Onlar için bir anlamda ve de bir bakıma çoktan ‘Hakikat ötesi, gerçek ötesi’ bir dünya yaratılmış ve o kesimin taraftarlarını bu dünyanın içine hapsetmek, dahası giderek daha büyük kitleyi de bu aslında yalan olan dünyanın içine çekmek için çaba gösterilir durumda olurlar. Çok daha büyük yalanlar ortaya atılarak oluşturdukları sanal dünyanın dışına kimsenin çıkmasını izin verilmek istenmez. Bir anlamda ve bir bakıma hapishanenin parmaklıkları daha sıklaştırılır, öyle ki içeriye ışık bile sızması engellenmeye çalışılır. Şöyle ki, mümkün olduğu kadar geniş medya, iletişim organları ağı bu amaçla örülür. Birinden kaçarsın, diğerinin ağına yakalanırsın, TV izlerken birini zap’lar ama diğeri seni bekler. Yalanlarını etkili bir şekilde yaymak için, tüm medya organlarını adeta birbirine bağlar, 15-20 kanaldan aynı anda birden canlı ortak yayın yaptırırlar. Orta merkezde güya tarafsızmış gibi görünen bir kısım medyayı da türlü baskıcı yöntem, tehdit telefonlarıyla bu zincirin bir parçası olmaya zorlarlar. Özellikle seçim dönemlerinde tıpkı şimdi olduğu gibi bakanlarını ve partilerinin ağır toplarını birbiri ardına türlü zorlamalarla ekranlara çıkarttırırlar, saatlerce iktidarın icraatlarını ballandıra ballandıra(!) anlattırırlar. Bir şekilde devşirdikleri yalakalarını, en iyi yalanları hiç utanmadan söyleyebilecek yüzsüzleri, sürekli yorumcu, gazeteci, kanaat önderi, araştırmacı yazar, akademisyen olarak her akşam ekranlarda tutarlar, karşımıza çıkarırlar. Bazen de “sözde tarafsız” görüntüsünü vermek için yanlarına da yalandan da olsa muhalifmiş gibi görünen birkaç aslında şapşal kişileri monte ediverirler. Bu sayede milletin korkuları, güvensizlikleri de kullanılmış olur. Kendileri iktidarda olmazsa, ülkenin bölünüp parçalanacağı, bugün sahip olunan her şeyi yitirecekleri, bugünkü hallerine şükretmeleri, her şeyin iyi olacağı, sabretmeleri gerektiği konusunda kıyasıya beyinleri yıkanır. Bazı kitleler için de kötülükler kadere bağlanır, hatta muhalefete yıkılır, ‘Allah’ın işi, kader planı’ deniliverir.

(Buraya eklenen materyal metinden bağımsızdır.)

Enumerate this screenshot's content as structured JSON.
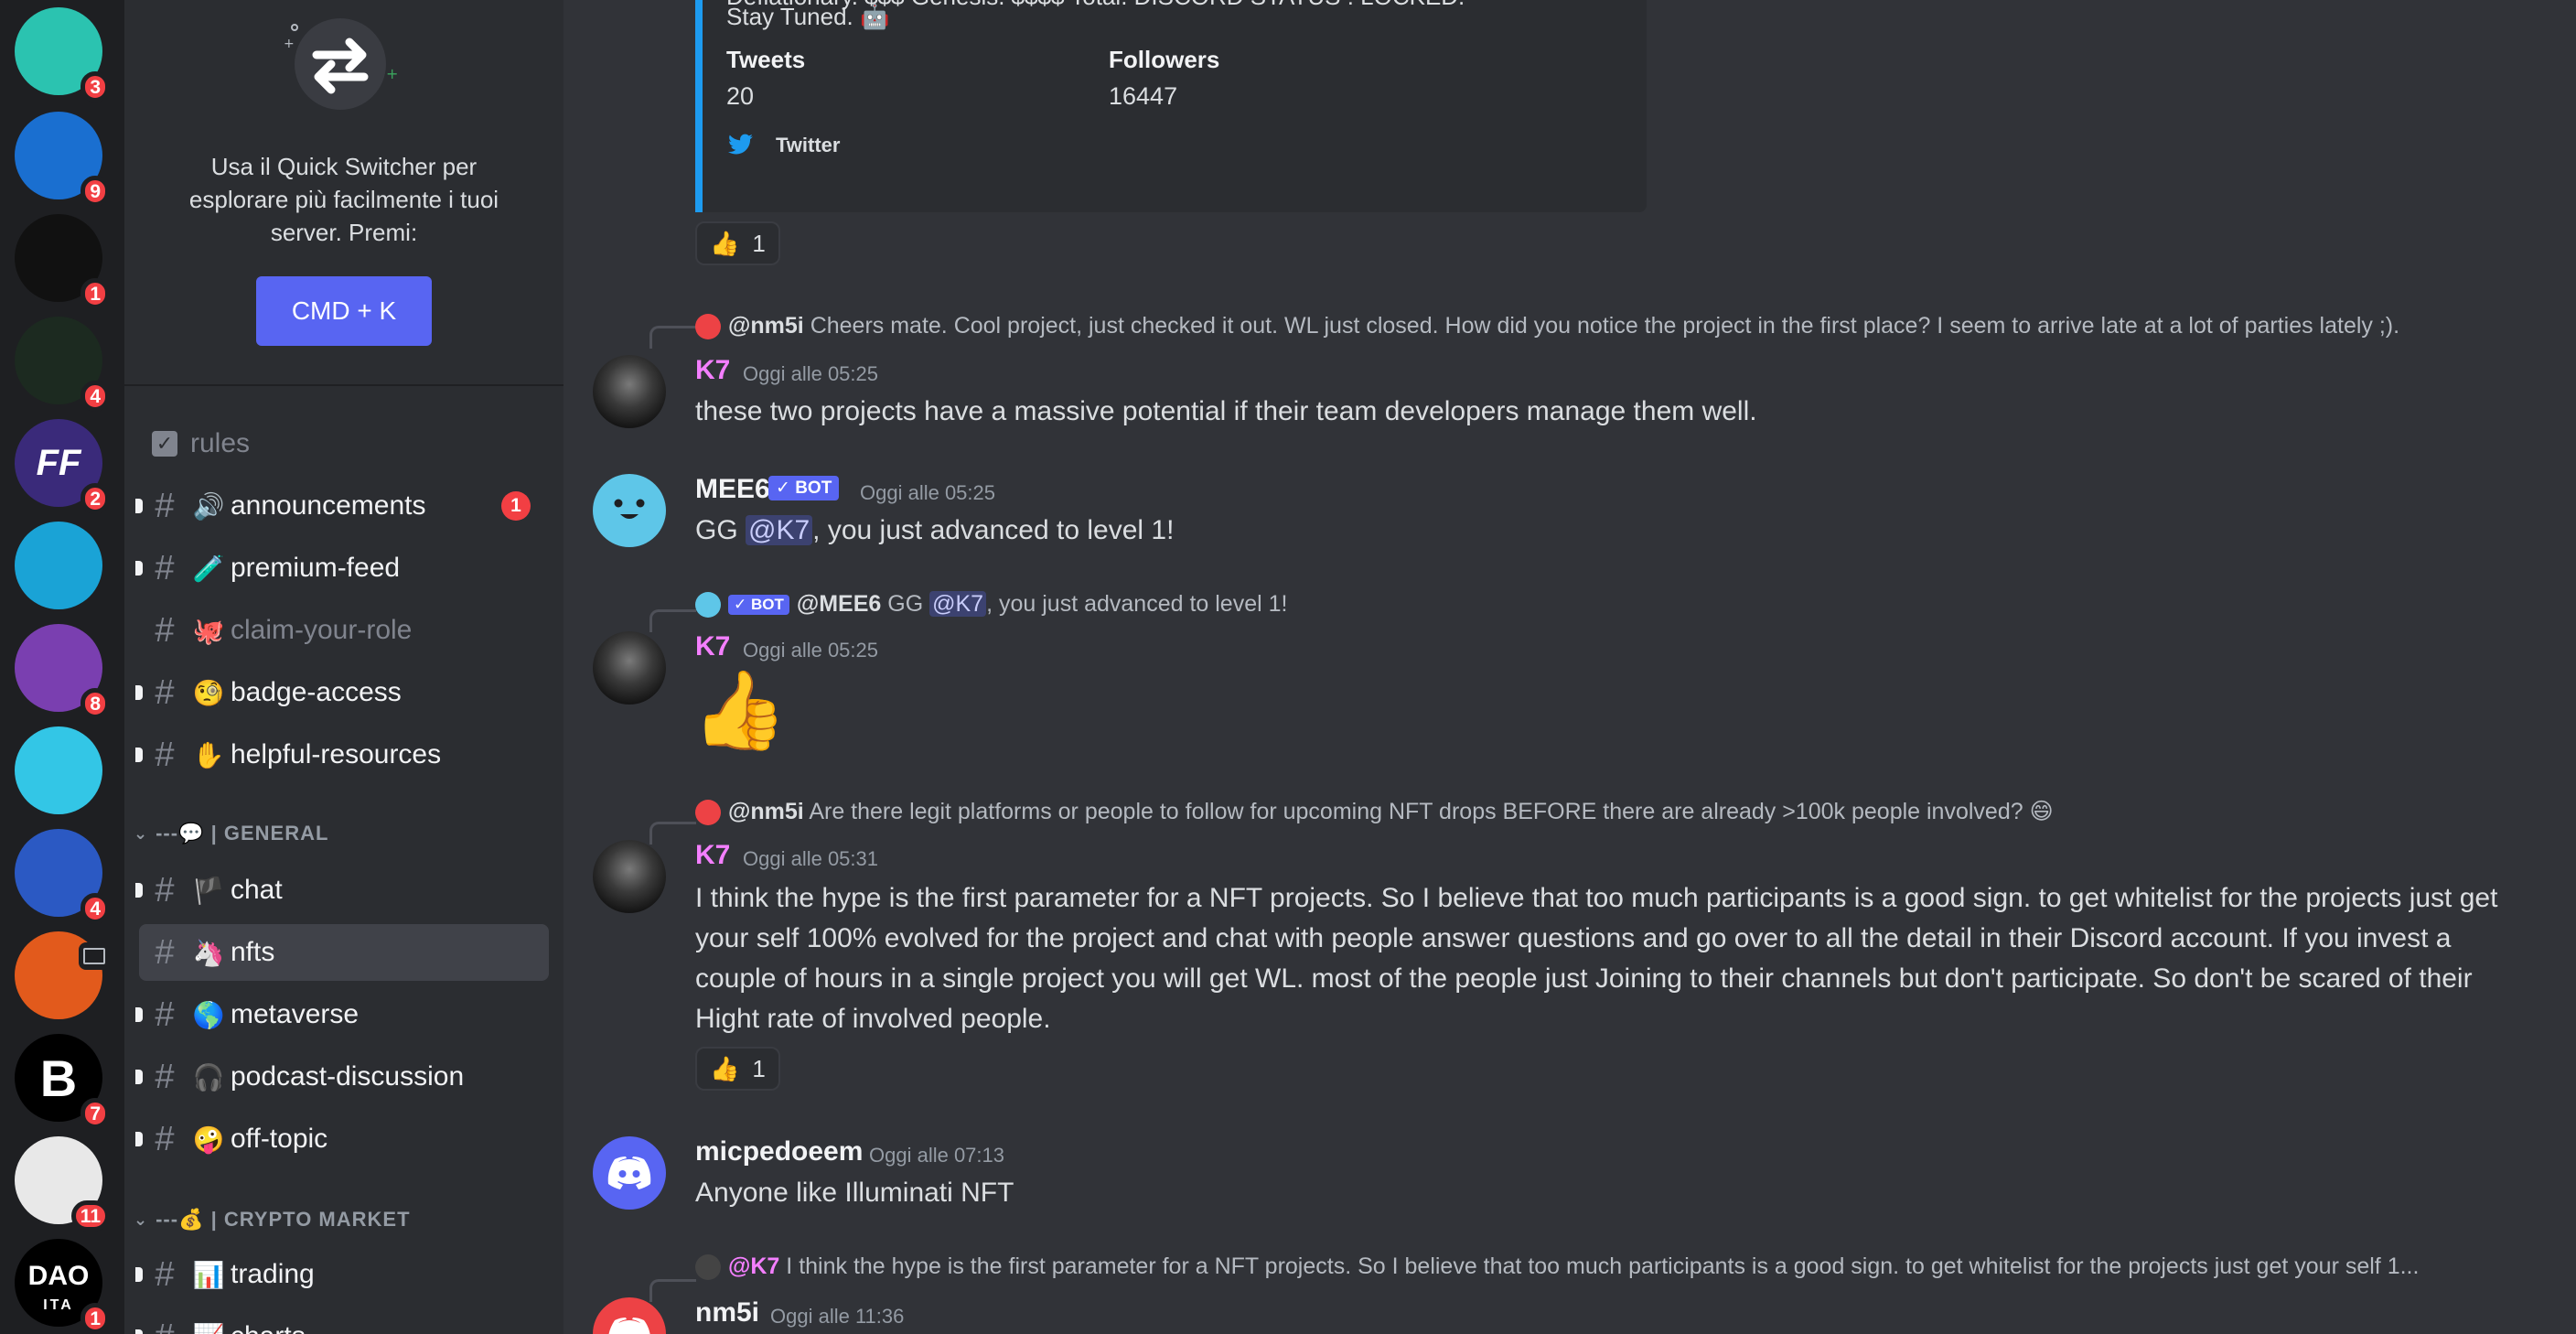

 Aslında böyle yapılarak ülke ve toplum lime lime edilir, önemli olan ülkenin zenginliklerini yiyip bitirmektir. Bir bakıma ‘Para Tanrısı’ hükmünü her halükarda sürdürür ama kimse fark etmez!.

Örneğin; Meksika’da Brezilya’da dahası halk içinde yaygın cahilliğinin en çok olduğu ABD’de bu tür kutuplaşmalar işletilir, öyle ki parlamentolar, kongreler basılır, insanlar öldürülür. Bu türden kutuplaştırmalar sadece ve mutlaka iktidarlarca uygulanmaz, küçük bir siyasi lider de çeşitli konularda düşmanlıklar dolayısıyla kutuplaşmalar yaratarak ötekileştirmeye yönelik yalanlarla kendisine bağımlı bir kitle oluşturabilir. Bu türden nefret söylemleri kaybetme riski ile karşı karşıya olan iktidarlarca alabildiğine ‘aslında çaresizlikten’ de körüklenmiş olur. Dolayısıyla biraz zaman geçtikçe İktidar elemanları ve aparatları gittikçe zırvalamaya, mantıklarını kaybetmeye, normal zamanlarda yapmayacakları şeyleri yapmaya başlayıverirler. Son günlerde bizlerde bu türden siyaset aparatlarını, bol bol seyrediyorsunuz şu günlerde öyle değil mi?